Why are you studying… ?

In the last few months, several people have asked me “Why are you studying George Whalley?” and/or “What is your connection with him?” The first question I’ve answered in many different ways, depending on the occasion. When I was invited to make a presentation to the Algoma University board of governors about my work and the website, www.georgewhalley.ca, I began my answer by reciting a litany of Whalley’s accomplishments. Then I paused for a moment and realized that I hadn’t understood what the person was asking. The inquiry was not aimed at Whalley, but at me. In effect, she wanted to know “what made you choose him?”. Sometimes, the “why are you studying …” implies the “what is your connection …”, though more often I hear the second question when I am speaking with someone over the phone and the person has not met me previously. The assumption is that I must be one of Whalley’s former students: one of those who revered him, was in the presence of the voice for which he was famous, and experienced his lectures and long silences. The moment usually causes some embarassment for both me and my interlocutor once I explain that I was not yet 8 years old when Whalley died on the 27th of May 1983.
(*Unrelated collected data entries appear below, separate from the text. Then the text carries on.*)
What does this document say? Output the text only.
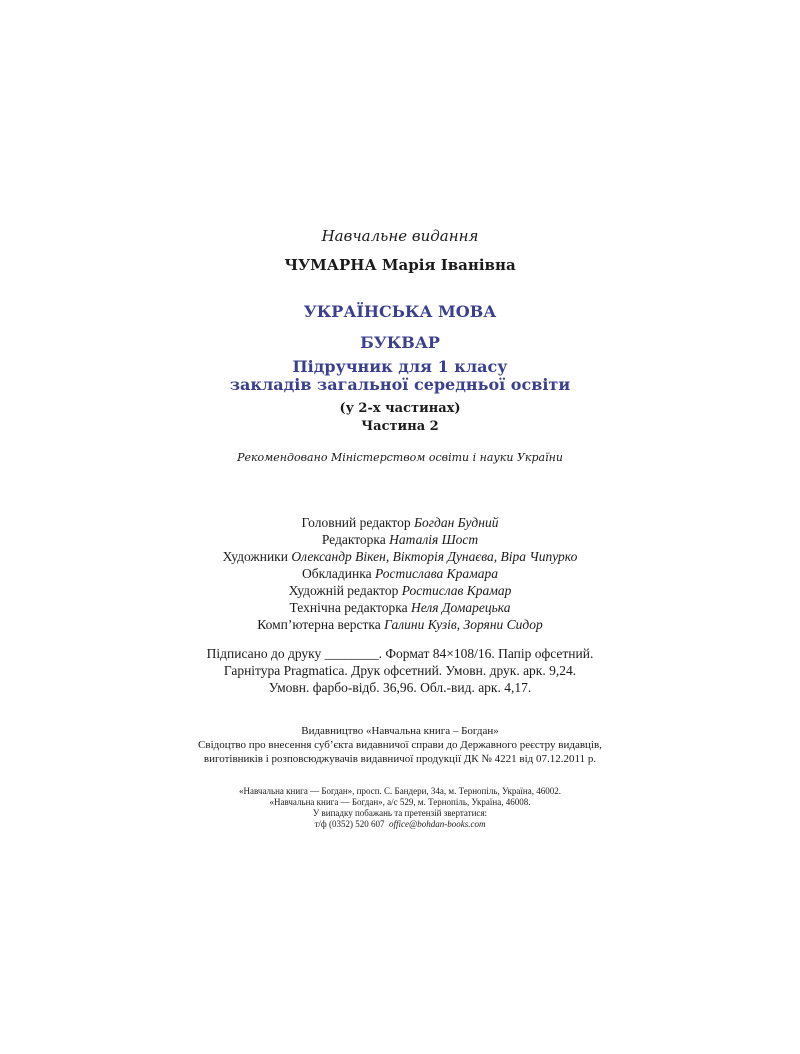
Навчальне видання
ЧУМАРНА Марія Іванівна
УКРАЇНСЬКА МОВА
БУКВАР
Підручник для 1 класу
закладів загальної середньої освіти
(у 2-х частинах)
Частина 2
Рекомендовано Міністерством освіти і науки України
Головний редактор Богдан Будний
Редакторка Наталія Шост
Художники Олександр Вікен, Вікторія Дунаєва, Віра Чипурко
Обкладинка Ростислава Крамара
Художній редактор Ростислав Крамар
Технічна редакторка Неля Домарецька
Комп’ютерна верстка Галини Кузів, Зоряни Сидор
Підписано до друку ________. Формат 84×108/16. Папір офсетний.
Гарнітура Pragmatica. Друк офсетний. Умовн. друк. арк. 9,24.
Умовн. фарбо-відб. 36,96. Обл.-вид. арк. 4,17.
Видавництво «Навчальна книга – Богдан»
Свідоцтво про внесення суб’єкта видавничої справи до Державного реєстру видавців,
виготівників і розповсюджувачів видавничої продукції ДК № 4221 від 07.12.2011 р.
«Навчальна книга — Богдан», просп. С. Бандери, 34а, м. Тернопіль, Україна, 46002.
«Навчальна книга — Богдан», а/с 529, м. Тернопіль, Україна, 46008.
У випадку побажань та претензій звертатися:
т/ф (0352) 520 607 office@bohdan-books.com
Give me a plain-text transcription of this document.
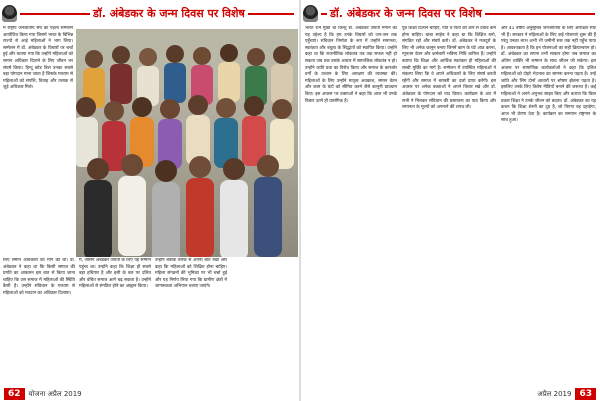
डॉ. अंबेडकर के जन्म दिवस पर विशेष

में राष्ट्रीय जनजातीय संघ का पहला सम्मेलन आयोजित किया गया जिसमें भारत के विभिन्न राज्यों से आई महिलाओं ने भाग लिया। सम्मेलन में डॉ. अंबेडकर के विचारों पर चर्चा हुई और बताया गया कि उन्होंने महिलाओं को समान अधिकार दिलाने के लिए जीवन भर संघर्ष किया। हिन्दू कोड बिल उनका सबसे बड़ा योगदान माना जाता है जिसके माध्यम से महिलाओं को संपत्ति, विवाह और तलाक से जुड़े अधिकार मिले।

लिए समान अधिकारों की मांग की थी। डॉ. अंबेडकर ने कहा था कि किसी समाज की प्रगति का आकलन इस बात से किया जाना चाहिए कि उस समाज में महिलाओं की स्थिति कैसी है। उन्होंने संविधान के माध्यम से महिलाओं को मतदान का अधिकार दिलाया।

में, जैसिंग अंबेडकर जयंती के लिए यह सम्मान पहुंचा था। उन्होंने कहा कि शिक्षा ही सबसे बड़ा हथियार है और इसी के बल पर दलित और वंचित समाज आगे बढ़ सकता है। उन्होंने महिलाओं से संगठित होने का आह्वान किया।

उन्होंने बेबाक तरीके से अपनी बात रखी और कहा कि महिलाओं को शिक्षित होना चाहिए। महिला संगठनों की भूमिका पर भी चर्चा हुई और यह निर्णय लिया गया कि ग्रामीण क्षेत्रों में जागरूकता अभियान चलाए जाएंगे।

62	योजना अप्रैल 2019
डॉ. अंबेडकर के जन्म दिवस पर विशेष

भारत रत्न मुक्त था किन्तु डॉ. अंबेडकर जयंती मनाने का यह उद्देश्य है कि हम उनके विचारों को जन-जन तक पहुँचाएं। संविधान निर्माता के रूप में उन्होंने समानता, स्वतंत्रता और बंधुत्व के सिद्धांतों को स्थापित किया। उन्होंने कहा था कि राजनीतिक लोकतंत्र तब तक सफल नहीं हो सकता जब तक उसके आधार में सामाजिक लोकतंत्र न हो। उन्होंने जाति प्रथा का विरोध किया और समाज के कमजोर वर्गों के उत्थान के लिए आरक्षण की व्यवस्था की। महिलाओं के लिए उन्होंने मातृत्व अवकाश, समान वेतन और काम के घंटों को सीमित करने जैसे कानूनी प्रावधान किए। इस अवसर पर वक्ताओं ने कहा कि आज भी उनके विचार उतने ही प्रासंगिक हैं।

पुत्र शिक्षा दिलाने चाहिए, पति व पिता की ओर से दबाव कम होना चाहिए। बाबा साहेब ने कहा था कि शिक्षित बनो, संगठित रहो और संघर्ष करो। डॉ. अंबेडकर ने मजदूरों के लिए भी अनेक कानून बनाए जिनमें काम के घंटे आठ करना, न्यूनतम वेतन और कर्मचारी भविष्य निधि शामिल हैं। उन्होंने बताया कि शिक्षा और आर्थिक स्वतंत्रता ही महिलाओं की सच्ची मुक्ति का मार्ग है। सम्मेलन में उपस्थित महिलाओं ने संकल्प लिया कि वे अपने अधिकारों के लिए संघर्ष करती रहेंगी और समाज में बराबरी का दर्जा प्राप्त करेंगी। इस अवसर पर अनेक वक्ताओं ने अपने विचार रखे और डॉ. अंबेडकर के योगदान को याद किया। कार्यक्रम के अंत में सभी ने मिलकर संविधान की प्रस्तावना का पाठ किया और समानता के मूल्यों को अपनाने की शपथ ली।

और 41 वर्षीय अनुसूचित जनजातियों के लिए आरक्षित सीटें भी हैं। सरकार ने महिलाओं के लिए कई योजनाएं शुरू की हैं परंतु उनका लाभ अभी भी जमीनी स्तर तक नहीं पहुँच पाया है। आवश्यकता है कि इन योजनाओं का सही क्रियान्वयन हो। डॉ. अंबेडकर का सपना तभी साकार होगा जब समाज का अंतिम व्यक्ति भी सम्मान के साथ जीवन जी सकेगा। इस अवसर पर सामाजिक कार्यकर्ताओं ने कहा कि दलित महिलाओं को दोहरे भेदभाव का सामना करना पड़ता है। उन्हें जाति और लिंग दोनों आधारों पर शोषण झेलना पड़ता है। इसलिए उनके लिए विशेष नीतियाँ बनाने की जरूरत है। कई महिलाओं ने अपने अनुभव साझा किए और बताया कि किस प्रकार शिक्षा ने उनके जीवन को बदला। डॉ. अंबेडकर का यह कथन कि शिक्षा शेरनी का दूध है, जो पिएगा वह दहाड़ेगा, आज भी प्रेरणा देता है। कार्यक्रम का समापन राष्ट्रगान के साथ हुआ।

अप्रैल 2019 63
One way of answering both questions is with a name: Brian Crick.

My introduction to Whalley came from Crick when I was an undergraduate student in his classes at Brock University in the late 1990s. He sometimes used phrases from Whalley’s writings, though I only realized that recently when I looked back at my notes from those years. In my third or fourth year, we began to talk about Whalley often. I remember Crick telling me about the occasions in the early 1980s when he and John Ferns visited with George and Elizabeth at Hartington, their home in the country north of Kingston. Crick and Ferns went to speak with Whalley because they were editing a selection of his essays and wished to know if Whalley thought well of their choices. Crick told me about Whalley’s record-setting and prize-winning rowing oars, which Whalley earned as the captain of a coxwainless IV at Oxford in the late 1930s during his days as a Rhodes scholar, that were hanging on the wall. I have never forgotten the story of the parrot – named Jacko, though I didn’t know that then – who ate lunch and dinner with them at the table on George’s shoulder. Sometime before I left Brock, Crick told me to read the book of Whalley’s essays. At the time, I didn’t understand them, but I knew the fault was mine and I would have to return to them again later. Around the same period I studied the history of literary criticism with Stella Slade and she allowed me to see a copy of a typescript of Whalley’s translation of Aristotle. This is the famous translation-in-progress that he distributed to his fourth-year literary criticism  and graduate students in the 1970s. After wondering over it for a time, I returned it to her, not thinking that I should have made a copy. (A couple of months ago, Steve Lukits allowed me to borrow his copy to make one of my own.) Crick sent me off to Dalhousie to study with John Baxter. This was in 2000, just a few years after Baxter and Atherton edited Whalley’s translation, Aristotle’s Poetics, for McGill-Queen’s. My MA was on Leavis, but Baxter and I talked about Whalley. After a year off, I returned to Dalhousie to write a thesis on Conrad, but I repeatedly read Whalley’s essays. His ideas, especially his notion of heuristic thinking, are behind the whole introduction to my book on Conrad. And yet even then I didn’t have a thought of working on Whalley.

In 2009, Ian Robinson came over to England to give some lectures in Southern Ontario. Crick and I went to hear one on Dickens, Shakespeare, and tragedy. After a dinner with Robinson at a decent German restaurant in Dundas called the Schwaben Inn, we were driving home to St Catharines. The Conrad book had been published a few months before and we were talking about what I should do next. Crick said, why don’t you work on Whalley – go and look at his papers in the Queen’s University Archives. Well, off I went with my friend John Salciccioli. We looked in but a few of the boxes from the over 10m of shelf. I recall we spent much time reading Whalley’s letters home during the war. When I got back, I called Crick and said, you’re right – I’m going to work on Whalley.